Richard J. Baker, Deputy Atty. Gen., for the State.
Max S. Bell, Jr., Wilmington, for defendant.
Defendant entered a plea of guilty to a charge of escape from the custody of the State Board of Corrections, contrary to 11 Delaware Code, § 105, and was sentenced by this Court for a term of four months to commence at the termination of the sentence he was then serving.
On June 4, 1957, while the defendant had been duly committed to the custody of the Delaware State Board of Corrections, he escaped from said custody. The escape was accomplished[51 Del. 108] by walking away from the outside employment to which he had been assigned by reason of his status as a trusted prisoner.
The question presented for consideration is: 'Did the defendant commit the crime of 'escape'?
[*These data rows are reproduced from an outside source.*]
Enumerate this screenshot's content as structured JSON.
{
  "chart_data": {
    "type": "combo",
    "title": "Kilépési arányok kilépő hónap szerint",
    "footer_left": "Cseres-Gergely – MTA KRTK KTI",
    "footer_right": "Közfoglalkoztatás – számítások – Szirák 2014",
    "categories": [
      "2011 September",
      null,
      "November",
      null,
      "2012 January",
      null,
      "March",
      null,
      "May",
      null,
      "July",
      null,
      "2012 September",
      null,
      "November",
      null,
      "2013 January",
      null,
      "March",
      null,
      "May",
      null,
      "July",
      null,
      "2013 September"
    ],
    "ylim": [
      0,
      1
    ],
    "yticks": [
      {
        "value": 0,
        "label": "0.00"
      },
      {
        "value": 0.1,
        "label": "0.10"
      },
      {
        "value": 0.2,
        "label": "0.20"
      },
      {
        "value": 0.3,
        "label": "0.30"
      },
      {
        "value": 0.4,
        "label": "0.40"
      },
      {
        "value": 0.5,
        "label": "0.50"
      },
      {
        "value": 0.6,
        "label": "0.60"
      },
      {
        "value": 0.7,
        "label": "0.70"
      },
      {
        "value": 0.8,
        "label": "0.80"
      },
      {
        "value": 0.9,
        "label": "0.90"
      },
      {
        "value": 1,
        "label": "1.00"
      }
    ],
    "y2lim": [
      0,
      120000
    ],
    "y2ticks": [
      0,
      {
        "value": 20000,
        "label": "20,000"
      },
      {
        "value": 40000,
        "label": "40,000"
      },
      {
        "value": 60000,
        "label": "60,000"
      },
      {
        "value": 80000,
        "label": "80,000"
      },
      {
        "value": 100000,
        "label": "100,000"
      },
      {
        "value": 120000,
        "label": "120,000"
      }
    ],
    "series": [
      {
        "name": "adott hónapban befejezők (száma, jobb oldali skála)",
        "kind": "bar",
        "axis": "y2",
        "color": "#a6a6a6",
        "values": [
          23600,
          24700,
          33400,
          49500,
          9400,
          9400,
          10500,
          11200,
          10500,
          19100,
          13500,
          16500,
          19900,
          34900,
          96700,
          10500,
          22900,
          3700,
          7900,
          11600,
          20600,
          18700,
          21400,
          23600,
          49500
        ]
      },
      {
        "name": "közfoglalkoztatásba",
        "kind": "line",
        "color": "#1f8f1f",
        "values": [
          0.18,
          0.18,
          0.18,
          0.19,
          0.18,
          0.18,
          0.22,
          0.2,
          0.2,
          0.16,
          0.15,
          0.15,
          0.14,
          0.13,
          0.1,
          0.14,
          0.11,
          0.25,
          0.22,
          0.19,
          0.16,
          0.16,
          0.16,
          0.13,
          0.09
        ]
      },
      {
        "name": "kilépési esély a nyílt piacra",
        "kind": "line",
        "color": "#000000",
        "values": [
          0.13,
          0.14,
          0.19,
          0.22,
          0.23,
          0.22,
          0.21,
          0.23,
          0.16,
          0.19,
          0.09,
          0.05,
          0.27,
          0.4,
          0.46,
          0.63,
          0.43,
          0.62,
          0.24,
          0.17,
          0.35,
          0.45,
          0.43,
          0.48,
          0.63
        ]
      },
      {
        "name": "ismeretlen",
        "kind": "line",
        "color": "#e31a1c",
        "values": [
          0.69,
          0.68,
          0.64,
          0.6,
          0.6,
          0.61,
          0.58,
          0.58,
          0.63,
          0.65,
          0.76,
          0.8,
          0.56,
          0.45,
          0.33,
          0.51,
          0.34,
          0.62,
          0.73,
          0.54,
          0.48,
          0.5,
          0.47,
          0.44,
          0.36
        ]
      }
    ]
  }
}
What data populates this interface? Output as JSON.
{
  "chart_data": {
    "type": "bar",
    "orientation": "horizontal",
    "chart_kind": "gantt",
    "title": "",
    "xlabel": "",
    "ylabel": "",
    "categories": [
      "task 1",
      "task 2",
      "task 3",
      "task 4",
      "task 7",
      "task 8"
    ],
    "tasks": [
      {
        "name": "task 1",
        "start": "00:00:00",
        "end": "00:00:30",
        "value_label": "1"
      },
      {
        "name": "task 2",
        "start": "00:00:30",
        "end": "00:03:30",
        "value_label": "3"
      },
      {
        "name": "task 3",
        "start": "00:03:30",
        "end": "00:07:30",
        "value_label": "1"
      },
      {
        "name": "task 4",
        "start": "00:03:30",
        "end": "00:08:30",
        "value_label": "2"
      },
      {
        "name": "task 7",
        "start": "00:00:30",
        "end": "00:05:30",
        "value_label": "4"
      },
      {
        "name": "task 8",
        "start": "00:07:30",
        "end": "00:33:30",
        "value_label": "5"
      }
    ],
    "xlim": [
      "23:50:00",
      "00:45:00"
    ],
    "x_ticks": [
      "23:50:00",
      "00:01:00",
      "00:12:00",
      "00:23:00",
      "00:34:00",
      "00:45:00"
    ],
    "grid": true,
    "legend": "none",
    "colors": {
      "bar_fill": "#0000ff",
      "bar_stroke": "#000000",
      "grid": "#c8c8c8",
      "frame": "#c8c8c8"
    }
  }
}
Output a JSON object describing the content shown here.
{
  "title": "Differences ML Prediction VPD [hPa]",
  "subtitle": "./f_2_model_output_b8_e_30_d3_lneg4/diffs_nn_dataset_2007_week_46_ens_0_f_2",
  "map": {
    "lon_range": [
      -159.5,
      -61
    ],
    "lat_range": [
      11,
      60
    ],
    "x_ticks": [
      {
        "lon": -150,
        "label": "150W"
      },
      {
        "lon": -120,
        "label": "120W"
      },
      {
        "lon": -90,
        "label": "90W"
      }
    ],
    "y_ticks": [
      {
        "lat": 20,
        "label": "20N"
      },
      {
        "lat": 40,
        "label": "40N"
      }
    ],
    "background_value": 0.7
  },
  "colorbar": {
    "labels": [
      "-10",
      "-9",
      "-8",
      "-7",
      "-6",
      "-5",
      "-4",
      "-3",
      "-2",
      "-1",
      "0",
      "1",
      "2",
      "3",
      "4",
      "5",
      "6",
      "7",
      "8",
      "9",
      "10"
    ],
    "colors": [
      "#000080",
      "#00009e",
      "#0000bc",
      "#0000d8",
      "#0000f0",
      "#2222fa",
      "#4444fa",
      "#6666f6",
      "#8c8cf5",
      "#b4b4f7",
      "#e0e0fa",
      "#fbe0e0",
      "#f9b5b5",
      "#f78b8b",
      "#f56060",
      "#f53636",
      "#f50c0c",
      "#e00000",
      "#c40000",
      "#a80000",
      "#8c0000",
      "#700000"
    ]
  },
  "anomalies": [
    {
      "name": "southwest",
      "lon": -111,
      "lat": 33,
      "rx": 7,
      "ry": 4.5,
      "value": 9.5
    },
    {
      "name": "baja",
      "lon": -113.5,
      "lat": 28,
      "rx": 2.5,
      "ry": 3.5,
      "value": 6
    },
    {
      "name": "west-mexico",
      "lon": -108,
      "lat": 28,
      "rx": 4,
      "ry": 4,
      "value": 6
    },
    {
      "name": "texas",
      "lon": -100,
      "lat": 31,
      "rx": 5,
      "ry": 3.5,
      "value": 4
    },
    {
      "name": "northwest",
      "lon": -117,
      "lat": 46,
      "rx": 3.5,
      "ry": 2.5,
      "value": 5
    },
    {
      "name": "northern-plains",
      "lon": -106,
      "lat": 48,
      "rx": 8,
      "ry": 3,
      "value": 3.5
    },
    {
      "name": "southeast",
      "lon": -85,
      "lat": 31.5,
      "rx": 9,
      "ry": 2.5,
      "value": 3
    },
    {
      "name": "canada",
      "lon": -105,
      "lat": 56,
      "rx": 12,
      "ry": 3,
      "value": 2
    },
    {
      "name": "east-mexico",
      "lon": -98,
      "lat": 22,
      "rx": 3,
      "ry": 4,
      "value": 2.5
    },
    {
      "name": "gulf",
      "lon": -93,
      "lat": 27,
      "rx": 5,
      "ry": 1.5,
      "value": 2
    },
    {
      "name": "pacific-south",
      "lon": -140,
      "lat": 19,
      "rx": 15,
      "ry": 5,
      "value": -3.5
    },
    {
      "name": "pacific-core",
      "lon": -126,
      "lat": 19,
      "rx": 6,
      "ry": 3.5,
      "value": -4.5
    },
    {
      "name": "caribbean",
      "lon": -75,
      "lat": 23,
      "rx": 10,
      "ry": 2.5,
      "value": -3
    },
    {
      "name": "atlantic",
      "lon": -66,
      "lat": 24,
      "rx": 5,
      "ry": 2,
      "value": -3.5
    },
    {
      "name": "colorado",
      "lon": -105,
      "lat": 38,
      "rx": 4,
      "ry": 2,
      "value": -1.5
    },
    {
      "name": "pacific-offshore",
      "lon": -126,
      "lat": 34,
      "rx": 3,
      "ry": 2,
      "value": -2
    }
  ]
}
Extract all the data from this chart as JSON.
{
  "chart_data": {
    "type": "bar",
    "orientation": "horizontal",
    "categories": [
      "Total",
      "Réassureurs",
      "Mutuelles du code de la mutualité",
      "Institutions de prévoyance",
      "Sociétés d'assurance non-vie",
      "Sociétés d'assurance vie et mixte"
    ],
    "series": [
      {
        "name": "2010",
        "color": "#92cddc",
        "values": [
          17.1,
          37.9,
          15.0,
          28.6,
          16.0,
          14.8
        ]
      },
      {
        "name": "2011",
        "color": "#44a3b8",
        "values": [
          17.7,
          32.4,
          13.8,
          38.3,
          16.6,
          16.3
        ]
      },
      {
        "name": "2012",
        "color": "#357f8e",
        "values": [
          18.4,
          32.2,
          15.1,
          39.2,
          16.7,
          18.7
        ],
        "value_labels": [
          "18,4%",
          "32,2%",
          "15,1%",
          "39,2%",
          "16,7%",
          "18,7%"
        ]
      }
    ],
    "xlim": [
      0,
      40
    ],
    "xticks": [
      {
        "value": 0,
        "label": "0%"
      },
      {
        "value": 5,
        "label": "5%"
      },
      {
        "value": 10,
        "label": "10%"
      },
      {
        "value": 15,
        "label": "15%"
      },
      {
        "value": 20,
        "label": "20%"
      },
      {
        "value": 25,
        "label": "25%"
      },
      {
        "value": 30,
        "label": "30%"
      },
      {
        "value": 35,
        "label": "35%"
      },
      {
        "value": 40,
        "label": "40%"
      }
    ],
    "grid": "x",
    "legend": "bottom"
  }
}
Escape is defined in 19 Am.Jur., Page 361, as follows:
'An escape has been broadly defined as the voluntary departure of a person without force from the lawful custody of an officer or from any place where he is lawfully confined, or as it is more tersely stated, the unlawful departure of a prisoner from the limits of his custody or the act of a prisoner in regaining his liberty before released in due course of law.'
It is also stated in Clark and Marshall on Crimes, 5th Edition, Section 451, as follows:
'It is a misdemeanor at common law, and very generally under statutes in the different jurisdictions, for any person who is lawfully in custody for a criminal offense to escape from such custody before he is delivered in due course of law.'
The statute under which the prisoner was released for employment is to be found in Title 11, Chapter 65, Section 6562(b), which reads as follows:
'Any person employed under the provisions of this section shall continue to be in the legal custody of the Board, notwithstanding his absence from an institution by reason of such employment, and any employer of any such prisoner shall be considered the representative of, or the keeper for the Board.'
Since 1921, it has been lawful for prisoners to be employed outside the prisons, and at the time of the commission of the offense in question, such outside employment was authorized by the statute referred to hereinabove.
It can hardly be successfully argued that the General Assembly, by the passage of the statute above referred to, providing for the outside employment of prisoners, intended that [51 Del. 109] such prisoners would not be subject to the provisions of Section 105, Title 11, Delaware Code of 1953.
On the contrary, it seems clear that it was the intention of the General Assembly to make such prisoners subject to the provisions of Title 11, Section 105 by expressly providing that the legal custody of such prisoner should continue in the Board, notwithstanding his absence from an institution by reason of such employment, and providing further that any employer of any such prisoner shall be considered the representative of or the keeper for the Board.